Part 6 (2/2)
”Swot and I will both be very grateful, Dr. Armstrong, if you will get us another of the Old Sleuth books,” spoke up Miss Durant, hastily.
”Won't youse guv 'im de price?” reiterated the urchin.
”Then we'll expect it to-morrow morning,” went on the girl; and for the first time in days she held out her hand to Dr. Armstrong, ”And thank you in advance for your kindness. Good-morning.”
”Rats!” she heard, as she walked away. ”I didn't tink she'd do de grand sneak like dat, doc, jus' 'cause I tried to touch her for de cash.”
Constance slowed one step, then resumed her former pace. ”He surely--Of course he'll understand why I hurried away,” she murmured.
Blind as he might be, Dr. Armstrong was not blind to the geniality of Miss Durant's greeting the next morning, or the warmth of her thanks for the cheap-looking dime novel. She chatted pleasantly with him some moments before beginning on the new tale; and even when she at last opened the book, there was a subtle difference in the way she did it that made it include instead of exclude him from a share in the reading. And this was equally true of the succeeding days.
The new doings of Old Sleuth did not achieve the success that the previous ones had. The invalid suddenly developed both restlessness and inattention, with such a tendency to frequent interruptions as to make reading well-nigh impossible.
”Really, Swot,” Constance was driven to threaten one morning, when he had broken in on the narrative for the seventh time with questions which proved that he was giving no heed to the book, ”unless you lie quieter, and don't interrupt so often, I shall not go on reading.”
”Dat goes,” acceded the little fellow; yet before she had so much as finished a page he asked, ”Say, did youse ever play c.r.a.ps?”
”No,” she answered, with a touch of severity.
”It's a jim dandy goime, Ise tells youse. Like me to learn youse?”
”No,” replied the girl, as she closed the book.
”Goils never oin't no good,” remarked Swot, discontentedly.
Really irritated, Miss Durant rose and adjusted her boa. ”Swot,” she said, ”you are the most ungrateful boy I ever knew, and I'm not merely not going to read any more to-day, but I have a good mind not to come to-morrow, just to punish you.”
”Ah, chase youseself!” was the response. ”Youse can't pa.s.s dat gold brick on me, well, I guess!”
”What are you talking about?” indignantly asked Constance.

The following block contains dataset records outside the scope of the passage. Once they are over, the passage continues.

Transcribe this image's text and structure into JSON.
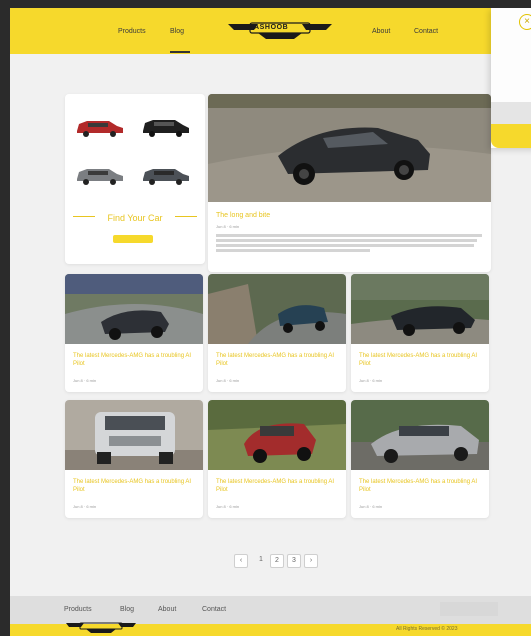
{
  "header": {
    "nav": [
      {
        "label": "Products"
      },
      {
        "label": "Blog"
      },
      {
        "label": "About"
      },
      {
        "label": "Contact"
      }
    ],
    "logo_text": "ASHOOB"
  },
  "find_car": {
    "title": "Find Your Car"
  },
  "featured": {
    "title": "The long and bite",
    "meta": "Jun 8 · 6 min"
  },
  "posts": [
    {
      "title": "The latest Mercedes-AMG has a troubling AI Pilot",
      "meta": "Jun 8 · 6 min"
    },
    {
      "title": "The latest Mercedes-AMG has a troubling AI Pilot",
      "meta": "Jun 8 · 6 min"
    },
    {
      "title": "The latest Mercedes-AMG has a troubling AI Pilot",
      "meta": "Jun 8 · 6 min"
    },
    {
      "title": "The latest Mercedes-AMG has a troubling AI Pilot",
      "meta": "Jun 8 · 6 min"
    },
    {
      "title": "The latest Mercedes-AMG has a troubling AI Pilot",
      "meta": "Jun 8 · 6 min"
    },
    {
      "title": "The latest Mercedes-AMG has a troubling AI Pilot",
      "meta": "Jun 8 · 6 min"
    }
  ],
  "pagination": {
    "prev": "‹",
    "pages": [
      "1",
      "2",
      "3"
    ],
    "next": "›"
  },
  "footer": {
    "nav": [
      {
        "label": "Products"
      },
      {
        "label": "Blog"
      },
      {
        "label": "About"
      },
      {
        "label": "Contact"
      }
    ],
    "copyright": "All Rights Reserved © 2023"
  },
  "drawer": {
    "close": "×"
  },
  "colors": {
    "accent": "#f6d92c",
    "accent_text": "#e8c520"
  }
}
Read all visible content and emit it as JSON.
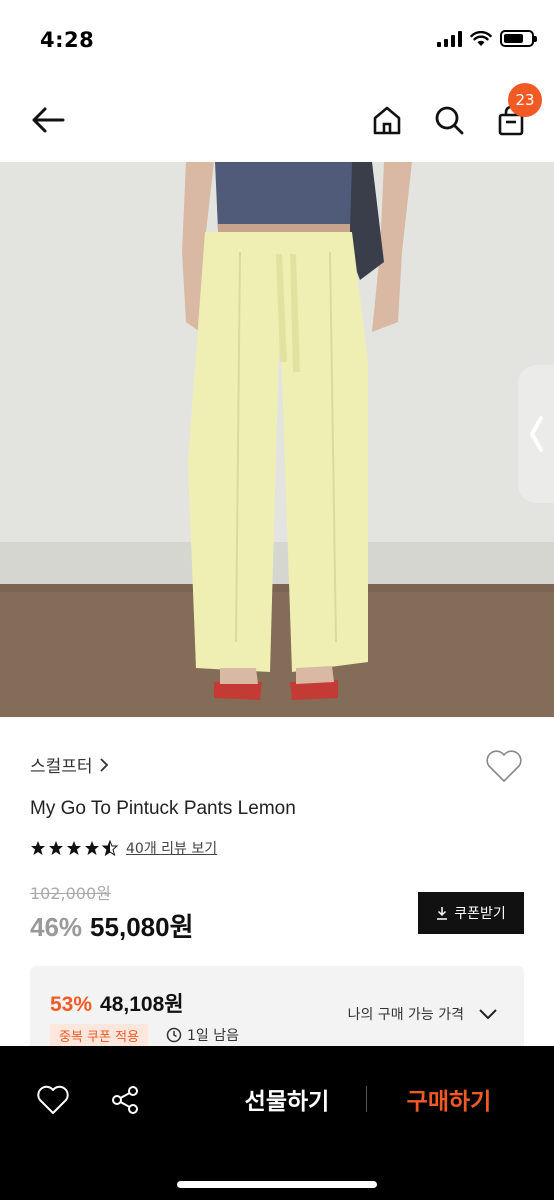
{
  "status_bar": {
    "time": "4:28",
    "battery_level": 0.74
  },
  "header": {
    "cart_count": "23",
    "icons": [
      "back-arrow-icon",
      "home-icon",
      "search-icon",
      "cart-icon"
    ]
  },
  "product": {
    "brand": "스컬프터",
    "title": "My Go To Pintuck Pants Lemon",
    "rating": 4.5,
    "review_link": "40개 리뷰 보기",
    "original_price": "102,000원",
    "discount_rate": "46%",
    "sale_price": "55,080원",
    "coupon_button": "쿠폰받기"
  },
  "best_price": {
    "discount_rate": "53%",
    "price": "48,108원",
    "coupon_tag": "중복 쿠폰 적용",
    "time_left": "1일 남음",
    "my_price_label": "나의 구매 가능 가격"
  },
  "bottom_bar": {
    "gift_label": "선물하기",
    "buy_label": "구매하기"
  },
  "colors": {
    "accent": "#f25a24",
    "dark": "#000000"
  }
}
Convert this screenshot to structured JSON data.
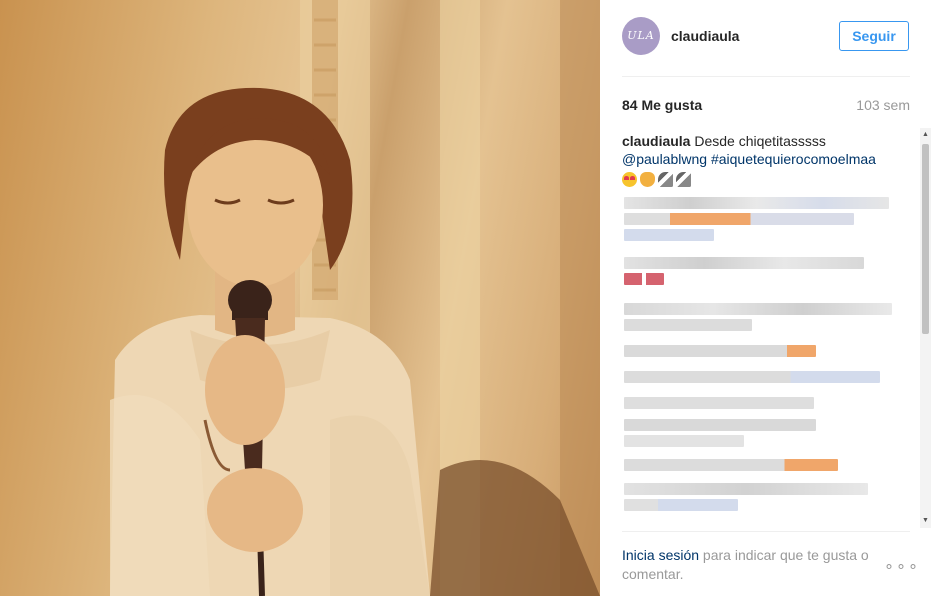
{
  "post": {
    "username": "claudiaula",
    "avatar_text": "ULA",
    "follow_label": "Seguir",
    "likes": "84 Me gusta",
    "age": "103 sem",
    "caption_user": "claudiaula",
    "caption_text": "Desde chiqetitasssss",
    "mention": "@paulablwng",
    "hashtag": "#aiquetequierocomoelmaa",
    "caption_emojis": [
      "heart-eyes-face-icon",
      "clapping-hands-icon",
      "microphone-icon",
      "microphone-icon"
    ]
  },
  "footer": {
    "login_link": "Inicia sesión",
    "login_text": " para indicar que te gusta o comentar.",
    "more_label": "∘∘∘"
  },
  "colors": {
    "accent": "#3897f0",
    "link": "#003569",
    "muted": "#999999",
    "avatar_bg": "#a99cc6",
    "photo_tint": "#d7ad78"
  }
}
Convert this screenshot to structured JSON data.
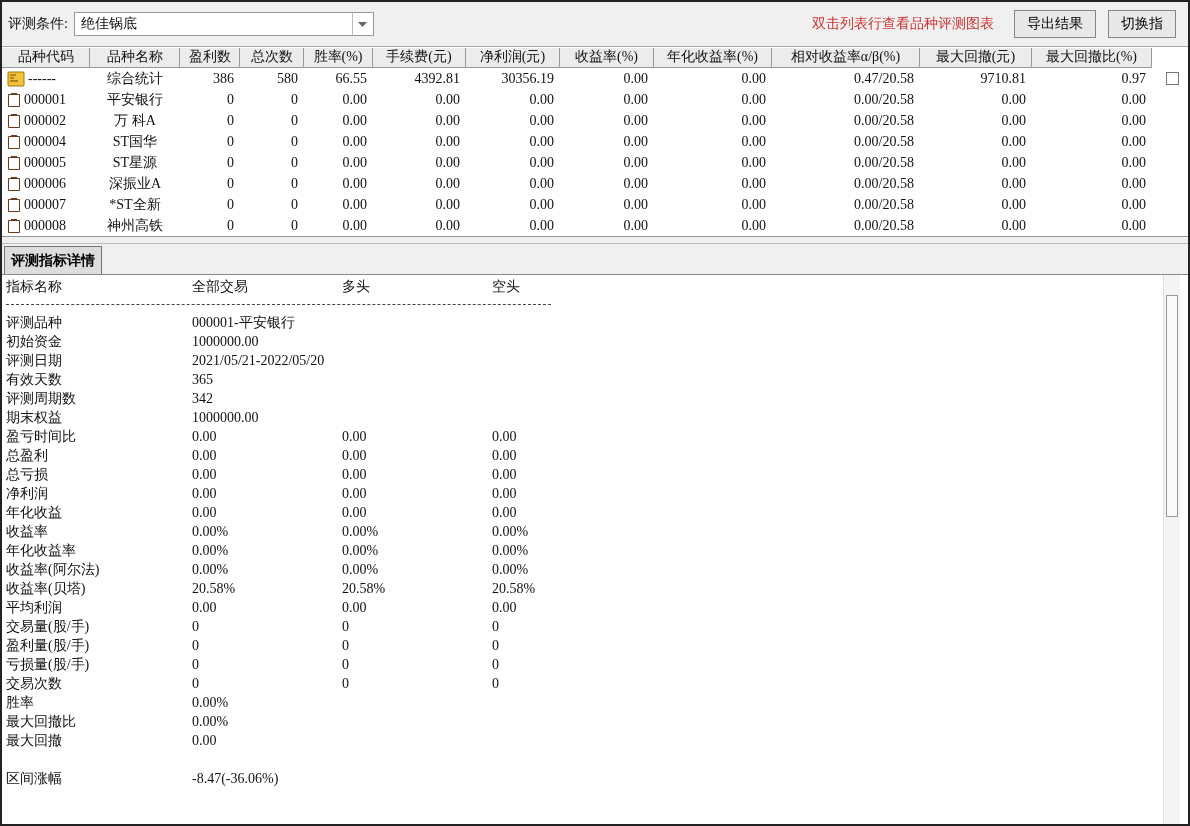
{
  "toolbar": {
    "condition_label": "评测条件:",
    "condition_value": "绝佳锅底",
    "hint": "双击列表行查看品种评测图表",
    "buttons": [
      "导出结果",
      "切换指"
    ]
  },
  "table": {
    "columns": [
      "品种代码",
      "品种名称",
      "盈利数",
      "总次数",
      "胜率(%)",
      "手续费(元)",
      "净利润(元)",
      "收益率(%)",
      "年化收益率(%)",
      "相对收益率α/β(%)",
      "最大回撤(元)",
      "最大回撤比(%)"
    ],
    "rows": [
      {
        "kind": "summary",
        "cells": [
          "------",
          "综合统计",
          "386",
          "580",
          "66.55",
          "4392.81",
          "30356.19",
          "0.00",
          "0.00",
          "0.47/20.58",
          "9710.81",
          "0.97"
        ]
      },
      {
        "kind": "stock",
        "cells": [
          "000001",
          "平安银行",
          "0",
          "0",
          "0.00",
          "0.00",
          "0.00",
          "0.00",
          "0.00",
          "0.00/20.58",
          "0.00",
          "0.00"
        ]
      },
      {
        "kind": "stock",
        "cells": [
          "000002",
          "万 科A",
          "0",
          "0",
          "0.00",
          "0.00",
          "0.00",
          "0.00",
          "0.00",
          "0.00/20.58",
          "0.00",
          "0.00"
        ]
      },
      {
        "kind": "stock",
        "cells": [
          "000004",
          "ST国华",
          "0",
          "0",
          "0.00",
          "0.00",
          "0.00",
          "0.00",
          "0.00",
          "0.00/20.58",
          "0.00",
          "0.00"
        ]
      },
      {
        "kind": "stock",
        "cells": [
          "000005",
          "ST星源",
          "0",
          "0",
          "0.00",
          "0.00",
          "0.00",
          "0.00",
          "0.00",
          "0.00/20.58",
          "0.00",
          "0.00"
        ]
      },
      {
        "kind": "stock",
        "cells": [
          "000006",
          "深振业A",
          "0",
          "0",
          "0.00",
          "0.00",
          "0.00",
          "0.00",
          "0.00",
          "0.00/20.58",
          "0.00",
          "0.00"
        ]
      },
      {
        "kind": "stock",
        "cells": [
          "000007",
          "*ST全新",
          "0",
          "0",
          "0.00",
          "0.00",
          "0.00",
          "0.00",
          "0.00",
          "0.00/20.58",
          "0.00",
          "0.00"
        ]
      },
      {
        "kind": "stock",
        "cells": [
          "000008",
          "神州高铁",
          "0",
          "0",
          "0.00",
          "0.00",
          "0.00",
          "0.00",
          "0.00",
          "0.00/20.58",
          "0.00",
          "0.00"
        ]
      }
    ],
    "checkbox": {
      "checked": false
    }
  },
  "tabs": [
    {
      "label": "评测指标详情",
      "selected": true
    }
  ],
  "details": {
    "headers": [
      "指标名称",
      "全部交易",
      "多头",
      "空头"
    ],
    "sections": [
      [
        [
          "评测品种",
          "000001-平安银行"
        ],
        [
          "初始资金",
          "1000000.00"
        ],
        [
          "评测日期",
          "2021/05/21-2022/05/20"
        ],
        [
          "有效天数",
          "365"
        ],
        [
          "评测周期数",
          "342"
        ],
        [
          "期末权益",
          "1000000.00"
        ],
        [
          "盈亏时间比",
          "0.00",
          "0.00",
          "0.00"
        ],
        [
          "总盈利",
          "0.00",
          "0.00",
          "0.00"
        ],
        [
          "总亏损",
          "0.00",
          "0.00",
          "0.00"
        ],
        [
          "净利润",
          "0.00",
          "0.00",
          "0.00"
        ],
        [
          "年化收益",
          "0.00",
          "0.00",
          "0.00"
        ],
        [
          "收益率",
          "0.00%",
          "0.00%",
          "0.00%"
        ],
        [
          "年化收益率",
          "0.00%",
          "0.00%",
          "0.00%"
        ],
        [
          "收益率(阿尔法)",
          "0.00%",
          "0.00%",
          "0.00%"
        ],
        [
          "收益率(贝塔)",
          "20.58%",
          "20.58%",
          "20.58%"
        ],
        [
          "平均利润",
          "0.00",
          "0.00",
          "0.00"
        ],
        [
          "交易量(股/手)",
          "0",
          "0",
          "0"
        ],
        [
          "盈利量(股/手)",
          "0",
          "0",
          "0"
        ],
        [
          "亏损量(股/手)",
          "0",
          "0",
          "0"
        ],
        [
          "交易次数",
          "0",
          "0",
          "0"
        ],
        [
          "胜率",
          "0.00%"
        ],
        [
          "最大回撤比",
          "0.00%"
        ],
        [
          "最大回撤",
          "0.00"
        ]
      ],
      [
        [
          "区间涨幅",
          "-8.47(-36.06%)"
        ]
      ]
    ]
  }
}
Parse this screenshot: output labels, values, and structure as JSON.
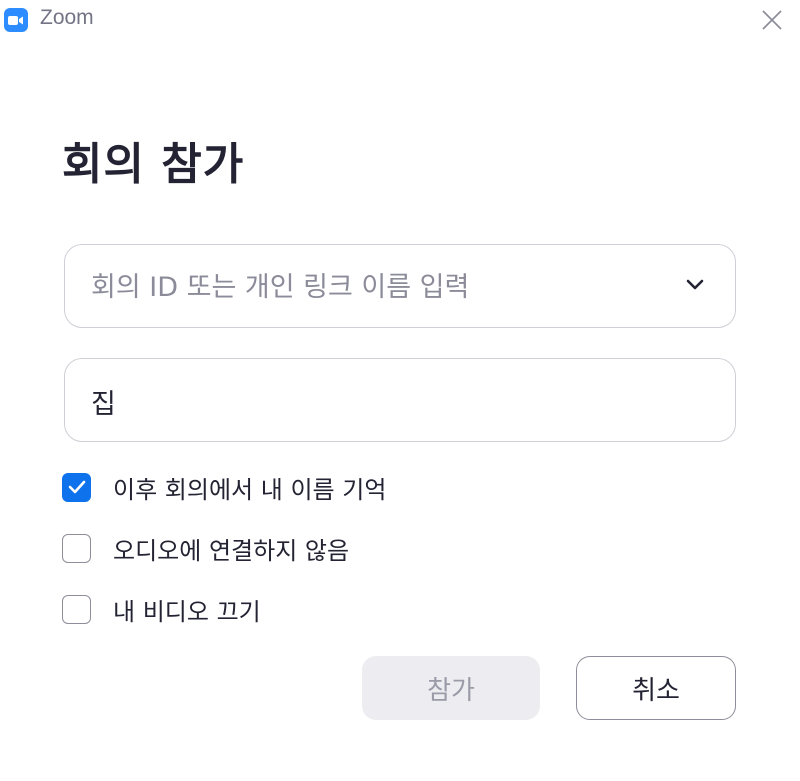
{
  "window": {
    "title": "Zoom",
    "app_icon": "zoom-camera-icon",
    "close_icon": "close-icon"
  },
  "dialog": {
    "heading": "회의 참가",
    "meeting_id": {
      "value": "",
      "placeholder": "회의 ID 또는 개인 링크 이름 입력",
      "dropdown_icon": "chevron-down-icon"
    },
    "display_name": {
      "value": "집",
      "placeholder": ""
    },
    "options": [
      {
        "label": "이후 회의에서 내 이름 기억",
        "checked": true
      },
      {
        "label": "오디오에 연결하지 않음",
        "checked": false
      },
      {
        "label": "내 비디오 끄기",
        "checked": false
      }
    ],
    "buttons": {
      "join_label": "참가",
      "join_enabled": false,
      "cancel_label": "취소"
    }
  },
  "colors": {
    "accent": "#0E72ED",
    "brand": "#2D8CFF",
    "text": "#232333",
    "disabled_bg": "#EDEDF1",
    "disabled_text": "#9B9BA8"
  }
}
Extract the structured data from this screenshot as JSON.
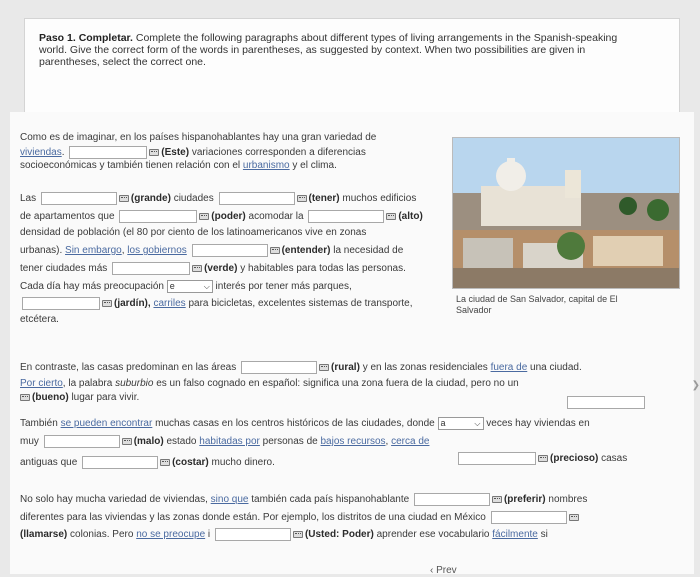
{
  "instructions": {
    "step": "Paso 1. Completar.",
    "text_1": "Complete the following paragraphs about different types of living arrangements in the Spanish-speaking",
    "text_2": "world. Give the correct form of the words in parentheses, as suggested by context. When two possibilities are given in",
    "text_3": "parentheses, select the correct one."
  },
  "p1": {
    "l1": "Como es de imaginar, en los países hispanohablantes hay una gran variedad de",
    "l2a": "viviendas",
    "l2h": "(Este)",
    "l2b": "variaciones corresponden a diferencias",
    "l3a": "socioeconómicas y también tienen relación con el",
    "l3link": "urbanismo",
    "l3b": "y el clima.",
    "l4a": "Las",
    "l4h1": "(grande)",
    "l4b": "ciudades",
    "l4h2": "(tener)",
    "l4c": "muchos edificios",
    "l5a": "de apartamentos que",
    "l5h1": "(poder)",
    "l5b": "acomodar la",
    "l5h2": "(alto)",
    "l6": "densidad de población (el 80 por ciento de los latinoamericanos vive en zonas",
    "l7a": "urbanas).",
    "l7link1": "Sin embargo",
    "l7link2": "los gobiernos",
    "l7h": "(entender)",
    "l7b": "la necesidad de",
    "l8a": "tener ciudades más",
    "l8h": "(verde)",
    "l8b": "y habitables para todas las personas.",
    "l9a": "Cada día hay más preocupación",
    "l9sel": "e",
    "l9b": "interés por tener más parques,",
    "l10h": "(jardín),",
    "l10link": "carriles",
    "l10b": "para bicicletas, excelentes sistemas de transporte,",
    "l11": "etcétera."
  },
  "photo": {
    "caption_1": "La ciudad de San Salvador, capital de El",
    "caption_2": "Salvador"
  },
  "p2": {
    "l1a": "En contraste, las casas predominan en las áreas",
    "l1h": "(rural)",
    "l1b": "y en las zonas residenciales",
    "l1link": "fuera de",
    "l1c": "una ciudad.",
    "l2link": "Por cierto",
    "l2b": ", la palabra",
    "l2i": "suburbio",
    "l2c": "es un falso cognado en español: significa una zona fuera de la ciudad, pero no un",
    "l3h": "(bueno)",
    "l3b": "lugar para vivir."
  },
  "p3": {
    "l1a": "También",
    "l1link": "se pueden encontrar",
    "l1b": "muchas casas en los centros históricos de las ciudades, donde",
    "l1sel": "a",
    "l1c": "veces hay viviendas en",
    "l2a": "muy",
    "l2h": "(malo)",
    "l2b": "estado",
    "l2link1": "habitadas por",
    "l2c": "personas de",
    "l2link2": "bajos recursos",
    "l2link3": "cerca de",
    "l3a": "antiguas que",
    "l3h": "(costar)",
    "l3b": "mucho dinero.",
    "l3h2": "(precioso)",
    "l3c": "casas"
  },
  "p4": {
    "l1a": "No solo hay mucha variedad de viviendas,",
    "l1link": "sino que",
    "l1b": "también cada país hispanohablante",
    "l1h": "(preferir)",
    "l1c": "nombres",
    "l2a": "diferentes para las viviendas y las zonas donde están. Por ejemplo, los distritos de una ciudad en México",
    "l3h0": "(llamarse)",
    "l3a": "colonias. Pero",
    "l3link": "no se preocupe",
    "l3b": "i",
    "l3h": "(Usted: Poder)",
    "l3c": "aprender ese vocabulario",
    "l3link2": "fácilmente",
    "l3d": "si"
  },
  "nav": {
    "prev": "Prev"
  }
}
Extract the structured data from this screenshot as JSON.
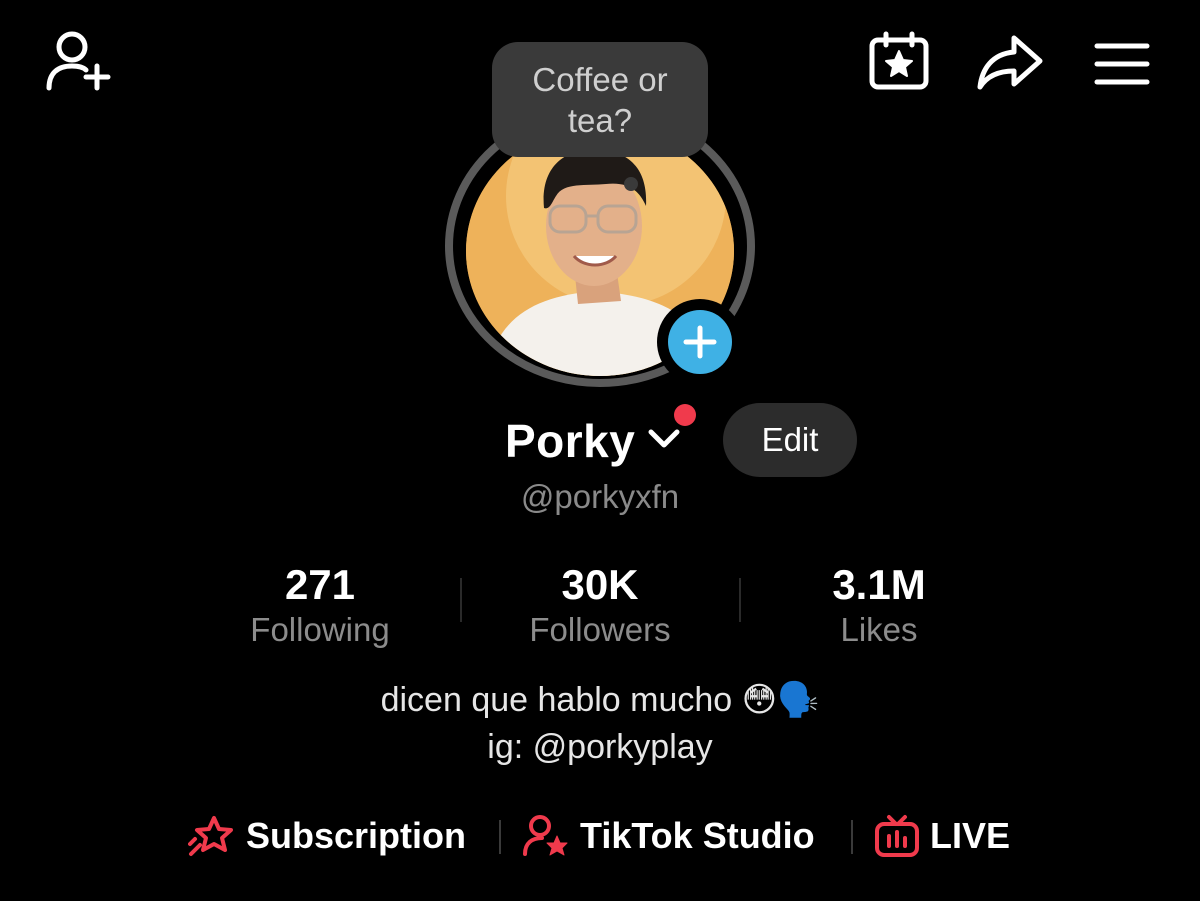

”Tink Ise oin't onter youse curves? Tink Ise don't hear wot de nurse loidies says? Gee! Ise know w'y youse so fond of comin' here.”
”Why do I come here?” asked Constance, in a voice full of warning.
The tone was wasted on the boy.
”'Cause youse dead gone on de doc.”
”I am sorry you don't know better than to talk like that, Swot,” said the girl, quietly, ”because I wanted to be good to you, and now you have put an end to my being able to be. You will have to get some one else to read to you after this. Good-bye.” She pa.s.sed her hand kindly over his forehead, and turned to find that Dr. Armstrong was standing close behind her, and must have overheard more or less of what had been said. Without a word, and looking straight before her, Constance walked away.
Once out of the hospital, her conscience was not altogether easy; and though she kept away the next day, she sent her footman with the usual gift of fruits and other edibles; and this she did again on the morning following.
”Of course he didn't mean to be so atrociously impertinent,” she sighed, in truth missing what had come to be such an amusing and novel way of using up some of each twenty-four hours. ”But I can't, in self-respect, go to him any more.”
These explanations were confided to her double in the mirror, as she eyed the effect of a new gown, donned for a dinner; and while she still studied the eminently satisfactory total, she was interrupted by a knock at the door, and her maid brought her a card the footman handed in.